Os livros-texto de Economia em geral usam a palavra “utilidade” no lugar de “bem estar” e assumem que ela é equivalente à renda, por meio da qualos indivíduos revelam suas preferências – em um mercado, o conjunto das preferências individuais leva a um resultado positivo para o conjunto. O dilemma do crescimento com desigualdade, entretanto, é uma das indicações de que nem sempre é possível beneficiar a todos, sem prejudicar ninguém. No contexto da sustentabilidade, essa equação é ainda mais complicada, pois inclui o bem-estar das futuras gerações.
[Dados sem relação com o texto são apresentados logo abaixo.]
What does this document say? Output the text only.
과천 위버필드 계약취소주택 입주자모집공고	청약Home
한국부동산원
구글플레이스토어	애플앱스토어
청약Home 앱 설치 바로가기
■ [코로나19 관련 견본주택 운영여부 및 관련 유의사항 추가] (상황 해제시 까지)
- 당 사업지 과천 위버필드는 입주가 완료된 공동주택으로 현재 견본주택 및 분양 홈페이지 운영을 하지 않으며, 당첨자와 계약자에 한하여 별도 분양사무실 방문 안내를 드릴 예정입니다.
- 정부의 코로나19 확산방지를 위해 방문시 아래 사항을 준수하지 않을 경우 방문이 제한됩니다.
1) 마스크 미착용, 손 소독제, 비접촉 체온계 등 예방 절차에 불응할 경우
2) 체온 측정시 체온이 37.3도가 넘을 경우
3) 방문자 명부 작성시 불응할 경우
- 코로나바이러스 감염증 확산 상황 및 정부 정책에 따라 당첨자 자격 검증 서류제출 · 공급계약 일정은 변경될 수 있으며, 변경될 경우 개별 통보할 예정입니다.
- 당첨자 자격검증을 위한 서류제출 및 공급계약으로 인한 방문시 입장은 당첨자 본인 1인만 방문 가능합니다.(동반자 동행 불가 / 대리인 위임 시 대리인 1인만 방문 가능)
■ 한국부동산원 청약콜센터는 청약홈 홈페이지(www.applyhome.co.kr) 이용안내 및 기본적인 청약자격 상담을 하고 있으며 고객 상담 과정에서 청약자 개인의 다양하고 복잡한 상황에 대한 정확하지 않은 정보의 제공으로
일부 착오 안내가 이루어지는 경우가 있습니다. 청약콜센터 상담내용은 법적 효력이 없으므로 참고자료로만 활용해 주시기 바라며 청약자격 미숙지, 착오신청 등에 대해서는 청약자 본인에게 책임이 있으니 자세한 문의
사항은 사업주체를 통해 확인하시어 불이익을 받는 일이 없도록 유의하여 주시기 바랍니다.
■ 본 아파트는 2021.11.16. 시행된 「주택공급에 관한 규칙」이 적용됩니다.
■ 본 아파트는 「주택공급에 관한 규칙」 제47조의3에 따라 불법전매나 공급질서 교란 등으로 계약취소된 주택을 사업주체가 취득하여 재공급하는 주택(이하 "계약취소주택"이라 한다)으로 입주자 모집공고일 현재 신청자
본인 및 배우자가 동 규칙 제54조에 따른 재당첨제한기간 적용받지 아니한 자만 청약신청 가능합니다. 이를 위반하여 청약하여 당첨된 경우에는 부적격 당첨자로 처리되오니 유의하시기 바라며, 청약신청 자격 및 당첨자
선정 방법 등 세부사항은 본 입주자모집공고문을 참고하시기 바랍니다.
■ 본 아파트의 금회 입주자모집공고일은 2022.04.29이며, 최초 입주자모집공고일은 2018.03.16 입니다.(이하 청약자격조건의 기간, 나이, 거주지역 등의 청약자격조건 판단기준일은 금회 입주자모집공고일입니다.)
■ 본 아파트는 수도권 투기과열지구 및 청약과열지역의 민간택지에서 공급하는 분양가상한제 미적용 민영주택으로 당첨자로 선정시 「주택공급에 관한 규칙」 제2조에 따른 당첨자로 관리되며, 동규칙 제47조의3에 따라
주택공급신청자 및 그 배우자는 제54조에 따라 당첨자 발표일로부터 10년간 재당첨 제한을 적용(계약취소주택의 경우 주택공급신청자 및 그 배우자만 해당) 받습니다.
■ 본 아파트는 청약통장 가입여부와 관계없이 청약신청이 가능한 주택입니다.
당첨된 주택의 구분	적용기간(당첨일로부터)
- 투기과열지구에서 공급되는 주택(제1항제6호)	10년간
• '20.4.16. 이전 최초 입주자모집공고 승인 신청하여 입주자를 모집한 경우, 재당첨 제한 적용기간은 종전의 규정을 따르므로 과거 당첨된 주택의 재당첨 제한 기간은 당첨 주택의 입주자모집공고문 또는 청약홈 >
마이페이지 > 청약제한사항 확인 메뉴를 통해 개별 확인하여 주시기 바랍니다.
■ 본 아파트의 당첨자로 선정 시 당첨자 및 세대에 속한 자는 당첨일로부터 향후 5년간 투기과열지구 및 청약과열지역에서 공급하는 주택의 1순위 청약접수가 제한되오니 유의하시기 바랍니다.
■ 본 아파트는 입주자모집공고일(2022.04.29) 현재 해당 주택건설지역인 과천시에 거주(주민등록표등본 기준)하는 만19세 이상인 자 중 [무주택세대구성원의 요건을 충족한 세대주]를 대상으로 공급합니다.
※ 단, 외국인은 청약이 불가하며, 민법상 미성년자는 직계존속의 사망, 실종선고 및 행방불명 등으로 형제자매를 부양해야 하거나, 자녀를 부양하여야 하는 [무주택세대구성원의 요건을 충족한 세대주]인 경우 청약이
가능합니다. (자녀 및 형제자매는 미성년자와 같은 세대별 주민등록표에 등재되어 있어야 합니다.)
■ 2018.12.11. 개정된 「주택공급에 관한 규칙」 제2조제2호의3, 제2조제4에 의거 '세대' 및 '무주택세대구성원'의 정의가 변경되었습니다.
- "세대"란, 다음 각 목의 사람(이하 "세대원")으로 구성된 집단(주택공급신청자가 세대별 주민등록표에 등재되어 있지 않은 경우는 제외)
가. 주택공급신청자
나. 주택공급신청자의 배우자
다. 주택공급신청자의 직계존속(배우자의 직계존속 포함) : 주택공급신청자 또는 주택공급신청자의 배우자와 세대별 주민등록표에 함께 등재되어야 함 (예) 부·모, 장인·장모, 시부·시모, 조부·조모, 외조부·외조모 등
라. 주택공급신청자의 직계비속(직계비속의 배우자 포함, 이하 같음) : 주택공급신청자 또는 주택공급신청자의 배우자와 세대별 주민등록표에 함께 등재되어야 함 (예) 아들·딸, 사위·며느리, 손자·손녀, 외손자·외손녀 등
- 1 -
Diante das evidências de que mais crescimento econômico não é a resposta para sustentar o bem-estar ou a integridade ambiental, o economista americano John Gowdy lança uma série de perguntas. De quanto crescimento precisamos para garantir dinheiro para as coisas materiais que contribuem para tornar as pessoas felizes? Podemos nos desenvolver sem crescer? Um país pode parar de crescer economicamente ou isso o privaria da tecnologia, do investimento de capital e do dinamismo empreendedor necessários para competir em uma economia capitalista? A transição para uma economia da felicidade exigiria quais políticas? E, finalmente, quão diretamente está o bem-estar humano relacionado com a preservação de ecossistemas e de formas de vida não-humanas necessárias para a sobrevivência dos homens a longo prazo?
Segundo Gowdy, as respostas provavelmente virão de áreas da Economia que integram diferentes conhecimentos – biologia, antropologia, psicologia -, de forma a produzir uma melhor compreensão sobre o bem-estar imediato e como os homens se encaixam no restante do mundo natural.
Sem dúvida, bem melhor do que se esconder atrás de uma curva.